Winter’s cold, dry air can wreak havoc on your skin and hair, but for people with asthma it can be downright dangerous. FMH Respiratory Care Manager Lanette Battles says there are three main problems for asthmatics during the cold weather months:
- People stay inside, where triggers are more prevalent.
- The cold weather can exacerbate asthma symptoms.
- The common cold becomes even more common.
The first problem, being inside more often, is hard to avoid. Even if we’re not stuck in an offshoot of the polar vortex at the moment, winter’s chill is likely to keep most of us hunkered down until spring arrives.
If you’re an asthma sufferer, make sure you know your triggers (some of the most common are molds, pet dander, dust mites and smoke from fireplaces) and do your best to avoid them.
“You may want to snuggle under the covers with your cat or dog when the weather is cold, but if you know pet dander is a trigger for your asthma you’ll need to resist that urge,” says Battles. “At the very least, keep pets out of your bedroom.”
You’ll also want to make sure your home is kept at a comfortable temperature and humidity level (the sweet spot is about 35-50%). If smoke is a known asthma trigger, you’ll want to keep some distance between yourself and that cozy fire or wood stove to limit your exposure. If you’re using a humidifier, make sure you’re not overdoing it; high humidity causes mold and mildew growth — another possible trigger.
If it’s not indoor triggers causing problems, it’s the cold air outside. The cold air can cause airway constriction, which can turn into an asthma attack very quickly.
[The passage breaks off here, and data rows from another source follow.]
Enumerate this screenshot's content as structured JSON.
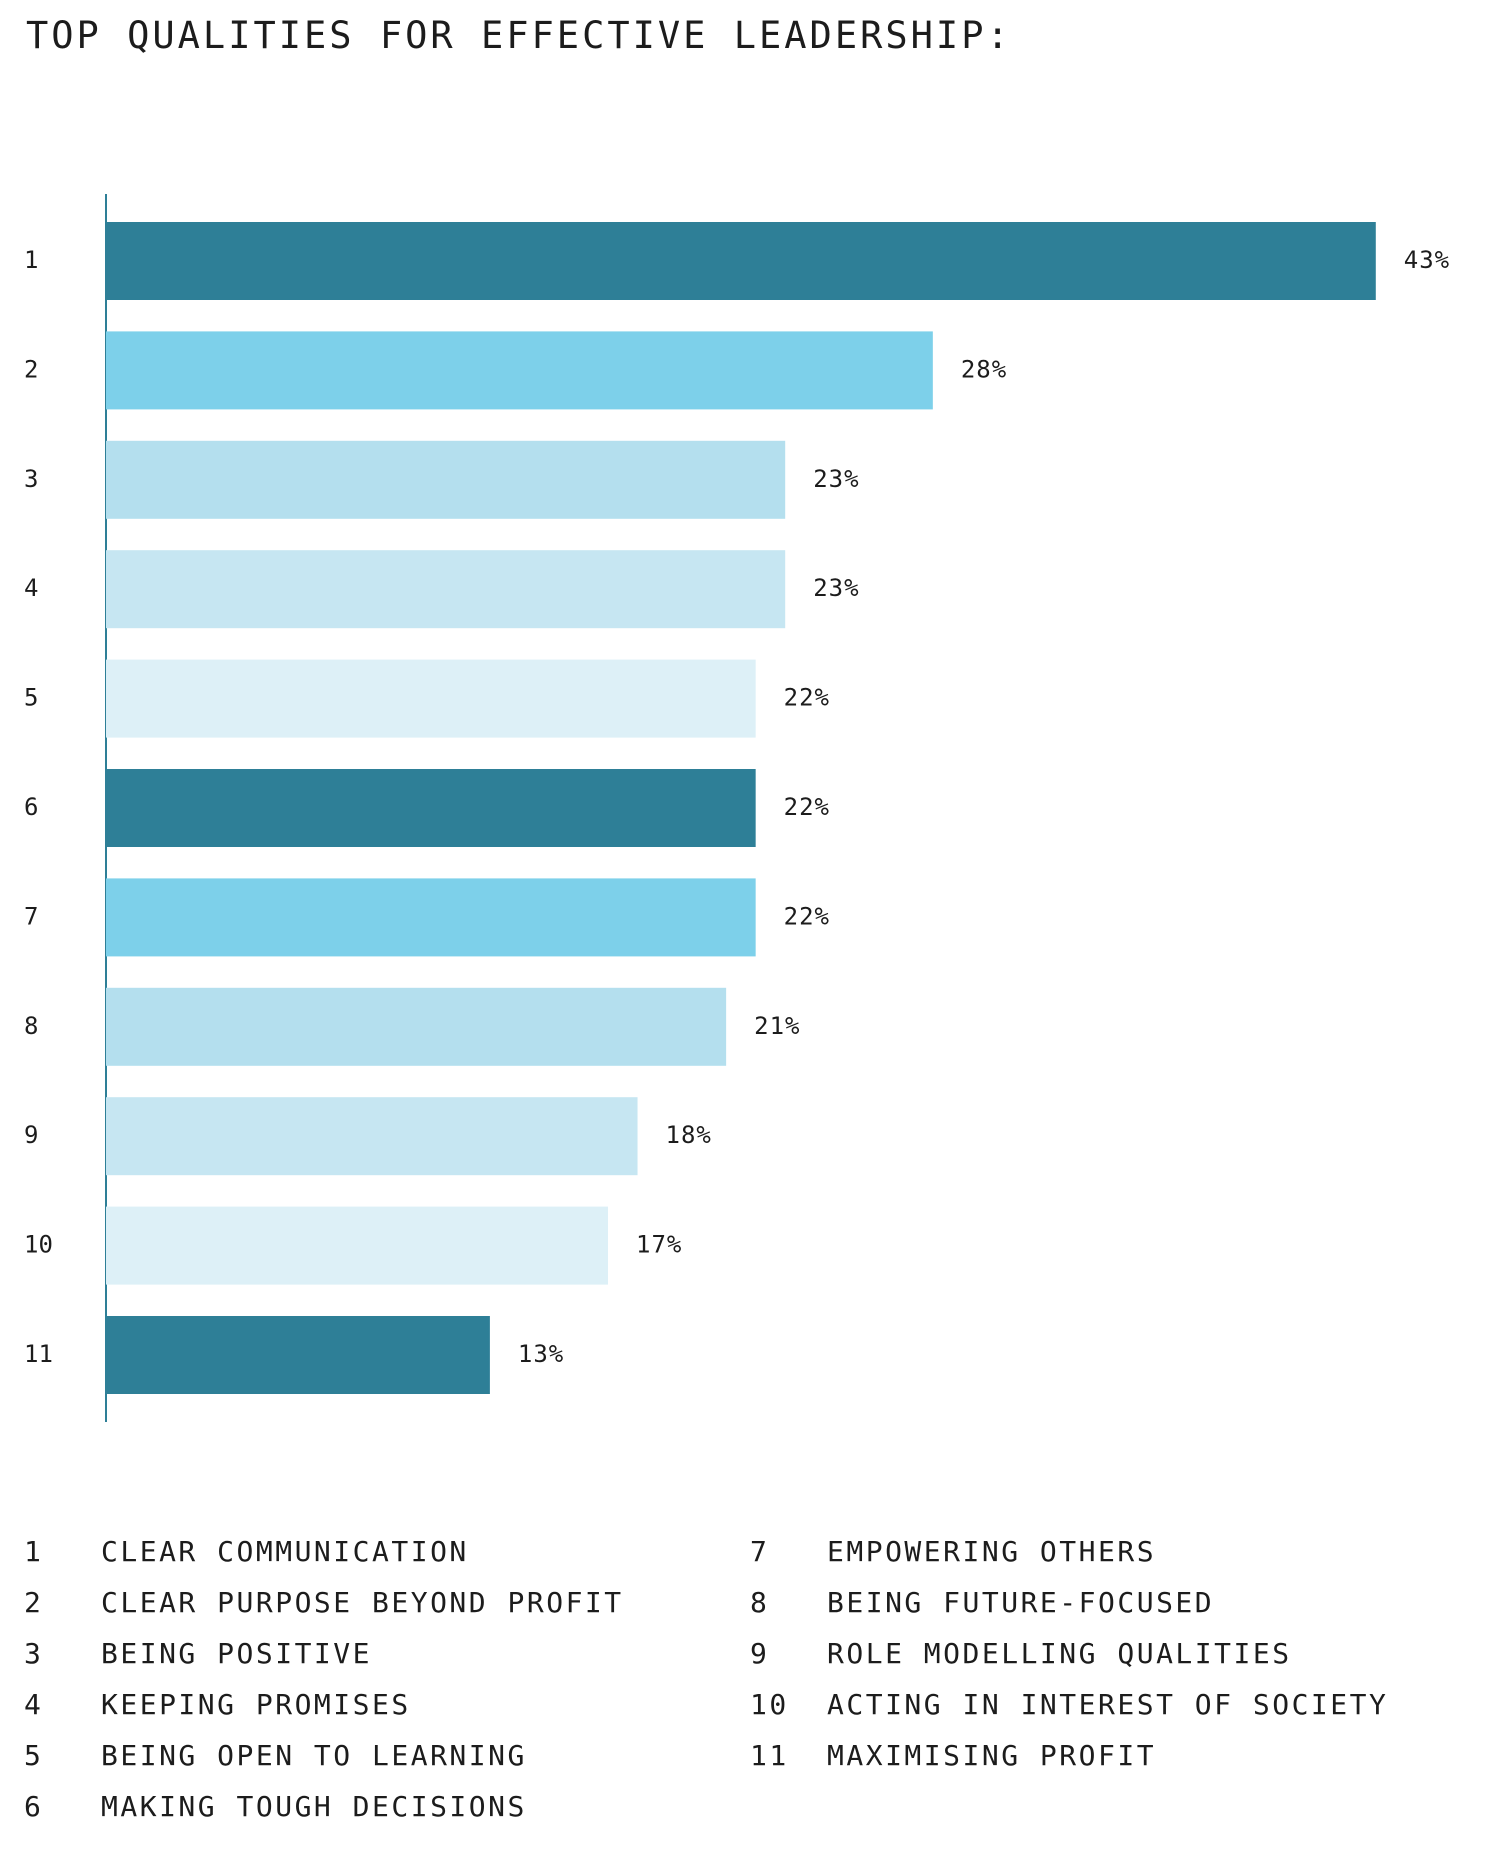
{
  "title": "TOP QUALITIES FOR EFFECTIVE LEADERSHIP:",
  "chart_data": {
    "type": "bar",
    "orientation": "horizontal",
    "title": "TOP QUALITIES FOR EFFECTIVE LEADERSHIP:",
    "categories": [
      "1",
      "2",
      "3",
      "4",
      "5",
      "6",
      "7",
      "8",
      "9",
      "10",
      "11"
    ],
    "values": [
      43,
      28,
      23,
      23,
      22,
      22,
      22,
      21,
      18,
      17,
      13
    ],
    "value_labels": [
      "43%",
      "28%",
      "23%",
      "23%",
      "22%",
      "22%",
      "22%",
      "21%",
      "18%",
      "17%",
      "13%"
    ],
    "unit": "%",
    "colors": [
      "#2e7f97",
      "#7dd0ea",
      "#b4dfee",
      "#c6e6f2",
      "#ddf0f7",
      "#2e7f97",
      "#7dd0ea",
      "#b4dfee",
      "#c6e6f2",
      "#ddf0f7",
      "#2e7f97"
    ],
    "axis_color": "#2e7f97",
    "grid": false,
    "legend_position": "bottom"
  },
  "legend": [
    {
      "num": "1",
      "label": "CLEAR COMMUNICATION"
    },
    {
      "num": "2",
      "label": "CLEAR PURPOSE BEYOND PROFIT"
    },
    {
      "num": "3",
      "label": "BEING POSITIVE"
    },
    {
      "num": "4",
      "label": "KEEPING PROMISES"
    },
    {
      "num": "5",
      "label": "BEING OPEN TO LEARNING"
    },
    {
      "num": "6",
      "label": "MAKING TOUGH DECISIONS"
    },
    {
      "num": "7",
      "label": "EMPOWERING OTHERS"
    },
    {
      "num": "8",
      "label": "BEING FUTURE-FOCUSED"
    },
    {
      "num": "9",
      "label": "ROLE MODELLING QUALITIES"
    },
    {
      "num": "10",
      "label": "ACTING IN INTEREST OF SOCIETY"
    },
    {
      "num": "11",
      "label": "MAXIMISING PROFIT"
    }
  ]
}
“Use a scarf to cover your mouth when you’re outside to keep the air you breathe as close to the indoor temperature as possible,” says Battles. “Stick with your exercise routine, but work out at the gym or at home to reduce your exposure to cold air.”
In addition to airway constriction, winter’s cold, dry air can also dry the mucus membranes in your lungs. That can make asthma sufferers more susceptible to infections (which are yet another common asthma trigger). Battles prescribes an ounce of prevention on this point.
“Frequent handwashing is a key to cold and infection prevention for everyone, but people with asthma need to be particularly vigilant,” she says.